Non-performing loans (NPLs) have reached a record Tk 3.45 trillion by December 2024, particularly burdening state-owned banks. Capital shortfalls totaling Tk 1.71 trillion have prompted reforms such as dissolving boards, bank mergers, and stronger oversight measures to stabilize the sector.

The ICCB emphasized the urgent need for a transition strategy to safeguard export competitiveness and maintain foreign investment flow, as Bangladesh’s planned graduation from Least Developed Country status by November 2026 may lead to the loss of preferential trade terms, especially impacting the Ready-Made Garment (RMG) sector. This could expose Bangladesh to tariffs as high as 11.5% in major markets like the EU and UK.

Global economic and geopolitical risks also pose a threat to Bangladesh. Ongoing geopolitical tensions, including conflicts in Ukraine and the Middle East, U.S.-China trade disputes, and a resurgence of economic nationalism, threaten Bangladesh’s supply chains and economic stability.

Investment is waning amidst political uncertainty, further deepening the economic slowdown. The ICCB called for strategic adaptation through financial sector reforms, trade transition planning, and policies to maintain growth momentum amid global volatility.

The Council also highlighted the urgency for addressing the climate crisis, which poses long-term threats to Bangladesh's economic resilience. Floods, droughts, and salinity could potentially shrink GDP by up to 2% annually.
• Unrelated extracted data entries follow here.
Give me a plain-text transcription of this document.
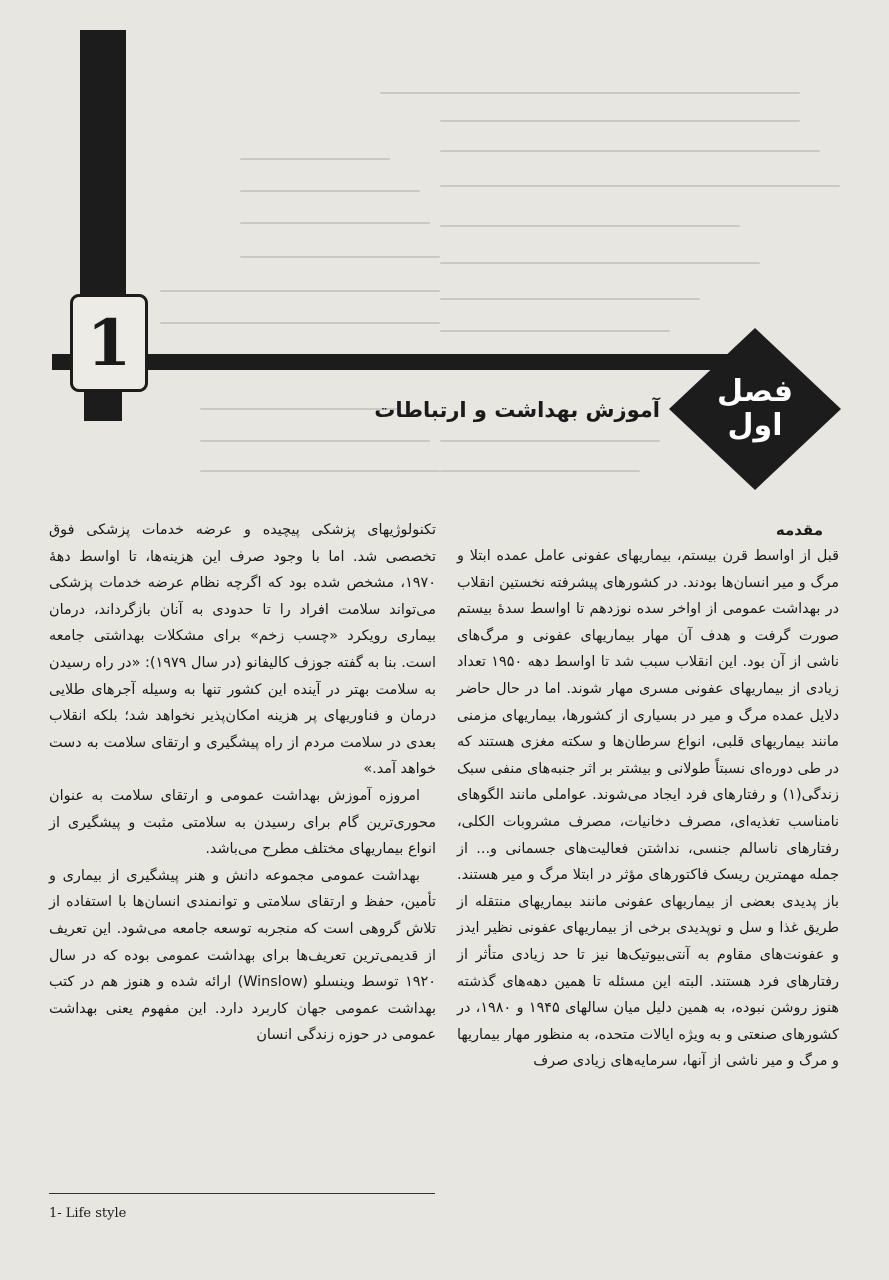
1
فصل
اول
آموزش بهداشت و ارتباطات

مقدمه

قبل از اواسط قرن بیستم، بیماریهای عفونی عامل عمده ابتلا و مرگ و میر انسان‌ها بودند. در کشورهای پیشرفته نخستین انقلاب در بهداشت عمومی از اواخر سده نوزدهم تا اواسط سدهٔ بیستم صورت گرفت و هدف آن مهار بیماریهای عفونی و مرگ‌های ناشی از آن بود. این انقلاب سبب شد تا اواسط دهه ۱۹۵۰ تعداد زیادی از بیماریهای عفونی مسری مهار شوند. اما در حال حاضر دلایل عمده مرگ و میر در بسیاری از کشورها، بیماریهای مزمنی مانند بیماریهای قلبی، انواع سرطان‌ها و سکته مغزی هستند که در طی دوره‌ای نسبتاً طولانی و بیشتر بر اثر جنبه‌های منفی سبک زندگی(۱) و رفتارهای فرد ایجاد می‌شوند. عواملی مانند الگوهای نامناسب تغذیه‌ای، مصرف دخانیات، مصرف مشروبات الکلی، رفتارهای ناسالم جنسی، نداشتن فعالیت‌های جسمانی و... از جمله مهمترین ریسک فاکتورهای مؤثر در ابتلا مرگ و میر هستند. باز پدیدی بعضی از بیماریهای عفونی مانند بیماریهای منتقله از طریق غذا و سل و نوپدیدی برخی از بیماریهای عفونی نظیر ایدز و عفونت‌های مقاوم به آنتی‌بیوتیک‌ها نیز تا حد زیادی متأثر از رفتارهای فرد هستند. البته این مسئله تا همین دهه‌های گذشته هنوز روشن نبوده، به همین دلیل میان سالهای ۱۹۴۵ و ۱۹۸۰، در کشورهای صنعتی و به ویژه ایالات متحده، به منظور مهار بیماریها و مرگ و میر ناشی از آنها، سرمایه‌های زیادی صرف

تکنولوژیهای پزشکی پیچیده و عرضه خدمات پزشکی فوق تخصصی شد. اما با وجود صرف این هزینه‌ها، تا اواسط دههٔ ۱۹۷۰، مشخص شده بود که اگرچه نظام عرضه خدمات پزشکی می‌تواند سلامت افراد را تا حدودی به آنان بازگرداند، درمان بیماری رویکرد «چسب زخم» برای مشکلات بهداشتی جامعه است. بنا به گفته جوزف کالیفانو (در سال ۱۹۷۹): «در راه رسیدن به سلامت بهتر در آینده این کشور تنها به وسیله آجرهای طلایی درمان و فناوریهای پر هزینه امکان‌پذیر نخواهد شد؛ بلکه انقلاب بعدی در سلامت مردم از راه پیشگیری و ارتقای سلامت به دست خواهد آمد.»

امروزه آموزش بهداشت عمومی و ارتقای سلامت به عنوان محوری‌ترین گام برای رسیدن به سلامتی مثبت و پیشگیری از انواع بیماریهای مختلف مطرح می‌باشد.

بهداشت عمومی مجموعه دانش و هنر پیشگیری از بیماری و تأمین، حفظ و ارتقای سلامتی و توانمندی انسان‌ها با استفاده از تلاش گروهی است که منجربه توسعه جامعه می‌شود. این تعریف از قدیمی‌ترین تعریف‌ها برای بهداشت عمومی بوده که در سال ۱۹۲۰ توسط وینسلو (Winslow) ارائه شده و هنوز هم در کتب بهداشت عمومی جهان کاربرد دارد. این مفهوم یعنی بهداشت عمومی در حوزه زندگی انسان

1- Life style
To mitigate these challenges, the ICCC urged the government to formulate a transition strategy to maintain export momentum and retain foreign investment post-LDC graduation, recommending prioritising pharmaceuticals, agro-processing, and ICT. The Council also suggested forming a task force under the Commerce Ministry to negotiate favourable trade terms with the US.
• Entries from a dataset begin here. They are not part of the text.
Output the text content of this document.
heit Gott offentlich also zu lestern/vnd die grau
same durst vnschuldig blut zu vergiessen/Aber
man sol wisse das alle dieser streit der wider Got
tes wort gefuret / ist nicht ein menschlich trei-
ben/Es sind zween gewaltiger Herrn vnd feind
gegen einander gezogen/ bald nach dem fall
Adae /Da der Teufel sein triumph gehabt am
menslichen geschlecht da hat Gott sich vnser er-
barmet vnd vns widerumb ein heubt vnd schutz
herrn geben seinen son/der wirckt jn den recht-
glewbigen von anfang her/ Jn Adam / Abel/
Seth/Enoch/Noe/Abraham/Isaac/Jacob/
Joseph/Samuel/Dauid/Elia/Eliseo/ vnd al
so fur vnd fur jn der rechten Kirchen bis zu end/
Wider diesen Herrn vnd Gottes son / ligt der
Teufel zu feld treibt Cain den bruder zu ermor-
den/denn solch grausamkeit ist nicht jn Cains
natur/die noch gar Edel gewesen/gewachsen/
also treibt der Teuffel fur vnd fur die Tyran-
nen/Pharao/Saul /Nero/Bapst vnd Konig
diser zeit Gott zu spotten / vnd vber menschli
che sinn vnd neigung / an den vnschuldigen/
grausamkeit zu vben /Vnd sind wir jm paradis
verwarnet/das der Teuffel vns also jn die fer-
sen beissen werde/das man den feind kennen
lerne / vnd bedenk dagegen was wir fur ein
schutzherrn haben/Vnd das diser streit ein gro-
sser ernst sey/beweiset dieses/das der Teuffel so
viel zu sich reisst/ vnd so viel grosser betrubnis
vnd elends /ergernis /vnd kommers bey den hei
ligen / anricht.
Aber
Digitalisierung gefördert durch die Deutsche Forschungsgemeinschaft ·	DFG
Overhauling the National Board of Revenue is seen as key to strengthening revenue streams and public investment capacity in Bangladesh. The auditor for 2025 was appointed at the Council, and diplomats from Brunei, Myanmar, Argentina, and officials from the Asian Development Bank attended the event as special guests.
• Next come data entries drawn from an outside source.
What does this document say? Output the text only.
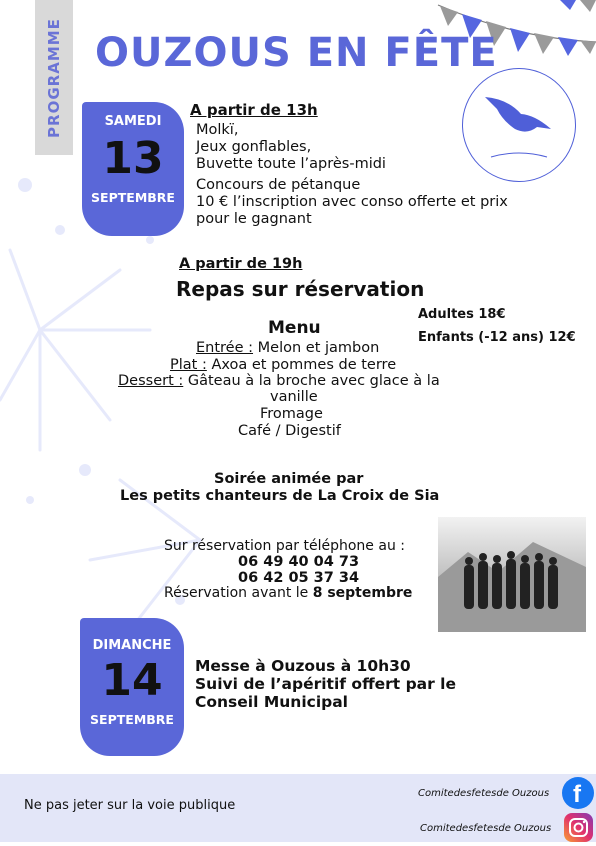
PROGRAMME OUZOUS EN FÊTE
SAMEDI
13
SEPTEMBRE
A partir de 13h
Molkï,
Jeux gonflables,
Buvette toute l’après-midi
Concours de pétanque
10 € l’inscription avec conso offerte et prix
pour le gagnant
A partir de 19h
Repas sur réservation
Adultes 18€
Enfants (-12 ans) 12€
Menu
Entrée : Melon et jambon
Plat : Axoa et pommes de terre
Dessert : Gâteau à la broche avec glace à la
vanille
Fromage
Café / Digestif
Soirée animée par
Les petits chanteurs de La Croix de Sia
Sur réservation par téléphone au :
06 49 40 04 73
06 42 05 37 34
Réservation avant le 8 septembre
DIMANCHE
14
SEPTEMBRE
Messe à Ouzous à 10h30
Suivi de l’apéritif offert par le
Conseil Municipal
Ne pas jeter sur la voie publique
Comitedesfetesde Ouzous
Comitedesfetesde Ouzous
f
President Mahbubur Rahman outlined pressing global and national economic challenges ahead of 2025 at the ICCC meeting. The Council expressed concern over the persistently low tax-to-GDP ratio in Bangladesh, which hovers below 10%. Bangladesh's vulnerability in energy security was also discussed, with a focus on domestic exploration and increased investment in renewable sources.

Export diversification and FDI remain weak in Bangladesh, with the country attracting only $3 billion in FDI in 2023. The ICCC warned that proposed US tariffs of 35% on Bangladeshi goods could severely harm job creation.

The Council's warnings come as global economic growth is projected at 2.8% in 2025. The ICCC urged the government to adapt strategically to these complex internal and external challenges to ensure Bangladesh's economic stability and growth.

In light of the concerns raised by the International Chamber of Commerce, Bangladesh (ICCB), there is a pressing need for financial sector reforms to address rising non-performing loans and maintain export competitiveness in the business sector. The slowdown in the economy, as projected by the World Bank, IMF, and ADB, combined with elevated inflation rates, poses a significant challenge to both consumers and businesses in Bangladesh.